Truth about Social Security...


Chicago PM Saturday 28 April 2012 

Editors, The Washington Post

Gentlepeople:

The Washington Post of Friday 27 April has Frank Luntz writing of a myth about conservative voters, that they “want to slash Social Security and Medicare.”

Whether conservatives want to slash Social Security and Medicare is irrelevant considering the fact that Social Security is, and has been since its 1937 inception: a complete lie and scam:

It is supposedly funded by worker contributions, and sure enough, those working when it started experienced a 1% cut in their paychecks after it went in to effect. But ever since then, it's been employers sending the checks – if they don't, they go to jail. Employers are also required to give employees a written statement saying if they weren't forced to send in that money to DC, they would have given it to the employee. Where do the employers get the money? They add it to the cost of their product. Thus the alleged contributions to the Social Security trust fund come from a silent, painless, national sales tax.
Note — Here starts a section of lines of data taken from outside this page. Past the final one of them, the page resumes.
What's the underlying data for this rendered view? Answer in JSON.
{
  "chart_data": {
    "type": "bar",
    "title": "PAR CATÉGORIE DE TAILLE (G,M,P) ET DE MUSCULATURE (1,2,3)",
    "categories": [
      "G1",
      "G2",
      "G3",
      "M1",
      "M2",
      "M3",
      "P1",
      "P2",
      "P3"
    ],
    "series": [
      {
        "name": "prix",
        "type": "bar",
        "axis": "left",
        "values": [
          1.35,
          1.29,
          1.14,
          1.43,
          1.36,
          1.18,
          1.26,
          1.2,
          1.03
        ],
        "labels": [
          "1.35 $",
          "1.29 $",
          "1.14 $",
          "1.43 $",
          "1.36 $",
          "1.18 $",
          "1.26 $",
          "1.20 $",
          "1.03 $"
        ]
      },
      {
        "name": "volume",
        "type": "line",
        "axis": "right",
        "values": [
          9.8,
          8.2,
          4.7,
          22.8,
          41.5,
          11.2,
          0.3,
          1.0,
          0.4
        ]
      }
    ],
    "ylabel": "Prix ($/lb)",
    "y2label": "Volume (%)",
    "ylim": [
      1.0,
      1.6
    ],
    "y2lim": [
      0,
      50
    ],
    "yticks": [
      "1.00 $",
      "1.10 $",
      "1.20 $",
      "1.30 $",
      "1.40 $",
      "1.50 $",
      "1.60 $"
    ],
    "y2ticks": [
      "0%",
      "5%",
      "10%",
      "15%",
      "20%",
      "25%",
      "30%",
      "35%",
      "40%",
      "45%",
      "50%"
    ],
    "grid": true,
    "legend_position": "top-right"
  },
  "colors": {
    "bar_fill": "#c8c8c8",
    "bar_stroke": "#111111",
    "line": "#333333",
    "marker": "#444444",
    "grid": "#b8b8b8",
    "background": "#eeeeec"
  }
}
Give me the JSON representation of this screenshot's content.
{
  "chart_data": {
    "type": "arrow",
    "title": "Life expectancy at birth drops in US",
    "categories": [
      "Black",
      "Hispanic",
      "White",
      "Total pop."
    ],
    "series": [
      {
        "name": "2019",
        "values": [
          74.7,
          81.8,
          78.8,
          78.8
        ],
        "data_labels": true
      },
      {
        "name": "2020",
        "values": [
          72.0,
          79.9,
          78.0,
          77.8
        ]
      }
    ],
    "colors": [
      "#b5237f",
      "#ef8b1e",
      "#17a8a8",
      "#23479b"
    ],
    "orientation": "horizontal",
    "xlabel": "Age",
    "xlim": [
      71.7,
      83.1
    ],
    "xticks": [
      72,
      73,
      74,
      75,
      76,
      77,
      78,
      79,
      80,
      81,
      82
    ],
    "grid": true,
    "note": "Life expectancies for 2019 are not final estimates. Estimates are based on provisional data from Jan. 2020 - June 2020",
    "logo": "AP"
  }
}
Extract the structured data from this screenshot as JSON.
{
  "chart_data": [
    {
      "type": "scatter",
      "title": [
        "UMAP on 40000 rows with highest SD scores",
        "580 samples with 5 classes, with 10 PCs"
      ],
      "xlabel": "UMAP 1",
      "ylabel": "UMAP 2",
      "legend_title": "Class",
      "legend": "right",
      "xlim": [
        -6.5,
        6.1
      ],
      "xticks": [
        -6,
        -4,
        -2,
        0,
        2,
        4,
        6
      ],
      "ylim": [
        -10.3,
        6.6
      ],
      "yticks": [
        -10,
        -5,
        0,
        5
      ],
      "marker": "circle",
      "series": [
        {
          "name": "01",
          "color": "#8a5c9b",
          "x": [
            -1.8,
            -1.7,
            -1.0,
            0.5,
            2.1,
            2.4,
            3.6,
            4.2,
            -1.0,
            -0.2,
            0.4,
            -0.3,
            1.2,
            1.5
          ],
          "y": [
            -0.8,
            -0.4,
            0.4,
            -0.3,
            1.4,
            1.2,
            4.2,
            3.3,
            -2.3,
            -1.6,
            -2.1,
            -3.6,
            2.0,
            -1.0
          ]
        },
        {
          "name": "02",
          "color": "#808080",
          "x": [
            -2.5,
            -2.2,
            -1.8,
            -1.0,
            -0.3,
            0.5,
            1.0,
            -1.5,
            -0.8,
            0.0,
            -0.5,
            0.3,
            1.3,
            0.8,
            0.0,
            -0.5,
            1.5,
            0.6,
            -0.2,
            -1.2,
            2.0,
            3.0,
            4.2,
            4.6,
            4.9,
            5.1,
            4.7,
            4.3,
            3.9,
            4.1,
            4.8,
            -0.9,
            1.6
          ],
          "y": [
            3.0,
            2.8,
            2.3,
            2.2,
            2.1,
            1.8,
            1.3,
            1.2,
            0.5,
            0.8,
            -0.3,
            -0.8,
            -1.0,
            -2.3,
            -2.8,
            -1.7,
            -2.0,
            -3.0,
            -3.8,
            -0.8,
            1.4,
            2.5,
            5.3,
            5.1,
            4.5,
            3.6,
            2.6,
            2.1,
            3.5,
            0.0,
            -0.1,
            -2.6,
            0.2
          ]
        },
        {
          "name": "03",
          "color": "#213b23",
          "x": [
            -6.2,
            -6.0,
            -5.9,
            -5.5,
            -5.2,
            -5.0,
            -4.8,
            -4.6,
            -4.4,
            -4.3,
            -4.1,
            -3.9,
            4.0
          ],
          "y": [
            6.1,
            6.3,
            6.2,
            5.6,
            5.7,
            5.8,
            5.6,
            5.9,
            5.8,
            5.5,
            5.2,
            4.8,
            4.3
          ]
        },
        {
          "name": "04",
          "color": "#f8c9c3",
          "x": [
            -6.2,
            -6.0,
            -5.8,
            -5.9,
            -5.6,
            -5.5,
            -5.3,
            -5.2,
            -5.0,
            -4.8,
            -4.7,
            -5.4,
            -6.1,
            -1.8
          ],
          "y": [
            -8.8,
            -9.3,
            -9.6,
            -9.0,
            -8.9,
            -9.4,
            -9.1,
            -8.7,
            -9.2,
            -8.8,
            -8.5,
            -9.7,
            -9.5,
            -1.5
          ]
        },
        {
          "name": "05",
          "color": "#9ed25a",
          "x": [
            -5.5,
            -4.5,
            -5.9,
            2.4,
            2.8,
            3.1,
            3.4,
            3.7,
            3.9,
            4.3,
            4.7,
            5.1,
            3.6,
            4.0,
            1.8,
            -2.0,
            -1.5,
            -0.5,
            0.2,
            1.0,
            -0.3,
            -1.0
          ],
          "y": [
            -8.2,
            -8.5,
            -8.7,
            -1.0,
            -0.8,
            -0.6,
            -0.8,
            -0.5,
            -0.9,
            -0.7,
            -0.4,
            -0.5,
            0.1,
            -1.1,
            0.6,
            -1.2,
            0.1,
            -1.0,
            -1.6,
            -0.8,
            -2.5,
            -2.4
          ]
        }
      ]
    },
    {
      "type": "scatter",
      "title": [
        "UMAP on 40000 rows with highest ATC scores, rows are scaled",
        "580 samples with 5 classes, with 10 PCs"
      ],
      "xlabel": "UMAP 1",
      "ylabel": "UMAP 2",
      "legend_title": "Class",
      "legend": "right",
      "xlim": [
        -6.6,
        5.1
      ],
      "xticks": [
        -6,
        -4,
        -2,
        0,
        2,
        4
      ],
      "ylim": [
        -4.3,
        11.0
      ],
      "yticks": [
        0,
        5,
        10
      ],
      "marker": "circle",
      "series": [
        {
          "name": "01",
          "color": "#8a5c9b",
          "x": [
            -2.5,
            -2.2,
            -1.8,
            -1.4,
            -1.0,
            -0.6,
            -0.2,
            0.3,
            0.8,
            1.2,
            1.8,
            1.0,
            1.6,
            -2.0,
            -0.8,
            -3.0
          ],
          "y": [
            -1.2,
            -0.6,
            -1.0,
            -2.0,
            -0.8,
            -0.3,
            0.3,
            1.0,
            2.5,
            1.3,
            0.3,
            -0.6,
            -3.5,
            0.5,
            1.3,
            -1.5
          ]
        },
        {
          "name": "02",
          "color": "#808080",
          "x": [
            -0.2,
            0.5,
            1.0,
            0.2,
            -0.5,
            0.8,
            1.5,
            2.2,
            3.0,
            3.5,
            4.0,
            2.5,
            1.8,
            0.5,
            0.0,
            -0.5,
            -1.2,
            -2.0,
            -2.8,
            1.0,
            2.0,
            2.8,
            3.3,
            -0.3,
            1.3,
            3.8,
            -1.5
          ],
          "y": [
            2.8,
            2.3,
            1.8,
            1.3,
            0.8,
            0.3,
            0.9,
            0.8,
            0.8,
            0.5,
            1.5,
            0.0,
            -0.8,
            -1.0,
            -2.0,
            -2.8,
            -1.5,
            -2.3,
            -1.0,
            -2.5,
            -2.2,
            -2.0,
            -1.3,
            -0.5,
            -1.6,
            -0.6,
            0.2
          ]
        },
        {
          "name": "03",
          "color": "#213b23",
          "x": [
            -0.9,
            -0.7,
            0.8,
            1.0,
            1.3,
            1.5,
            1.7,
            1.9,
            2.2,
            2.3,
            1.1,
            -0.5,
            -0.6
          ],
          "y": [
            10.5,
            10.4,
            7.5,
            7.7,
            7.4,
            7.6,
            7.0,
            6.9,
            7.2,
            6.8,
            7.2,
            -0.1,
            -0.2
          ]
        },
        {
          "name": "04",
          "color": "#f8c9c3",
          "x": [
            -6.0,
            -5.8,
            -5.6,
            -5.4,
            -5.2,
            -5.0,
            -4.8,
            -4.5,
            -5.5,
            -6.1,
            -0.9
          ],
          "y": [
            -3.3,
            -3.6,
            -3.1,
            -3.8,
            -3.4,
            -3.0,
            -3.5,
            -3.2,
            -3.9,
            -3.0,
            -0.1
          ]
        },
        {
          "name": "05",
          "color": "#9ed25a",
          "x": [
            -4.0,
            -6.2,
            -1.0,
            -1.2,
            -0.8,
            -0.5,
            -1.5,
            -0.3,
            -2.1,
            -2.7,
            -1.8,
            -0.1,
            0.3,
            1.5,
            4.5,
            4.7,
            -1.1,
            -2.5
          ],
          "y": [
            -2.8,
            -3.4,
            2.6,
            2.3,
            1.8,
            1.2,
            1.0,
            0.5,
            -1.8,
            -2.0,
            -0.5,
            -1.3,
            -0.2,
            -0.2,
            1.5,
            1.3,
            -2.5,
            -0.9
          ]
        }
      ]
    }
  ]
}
And that Social Security Trust fund - the only fund that money goes into is the general fund. And that is where all the money the federal government spends comes from. Of course, it's never enough, so they feds do what they do best: they borrow the needed shortfall. Because of the strength of the national economy, this works for a long time, but now we are having $trillion deficits, such that we couldn't pay it back if we shut the government down completely and permanently.

So instead of writing about a myth about conservatives, when will Mr Luntz and the Washington Post start writing about the myth that Social Security is a viable retirement system?

The Supreme Court has never been asked if Social Security is constitutional, but in their 1961 Fleming v Nestor decision, they did point out what it isn't: “The noncontractual interest of an employee covered by the Act cannot be soundly analogized to that of the holder of an annuity, whose right to benefits are based on his contractual premium payments.... To engraft upon the Social Security System a concept of "accrued property rights" would deprive it of the flexibility and boldness in adjustment to ever-changing conditions which it demands and which Congress probably had in mind when it expressly reserved the right to alter, amend or repeal any provision of the Act.”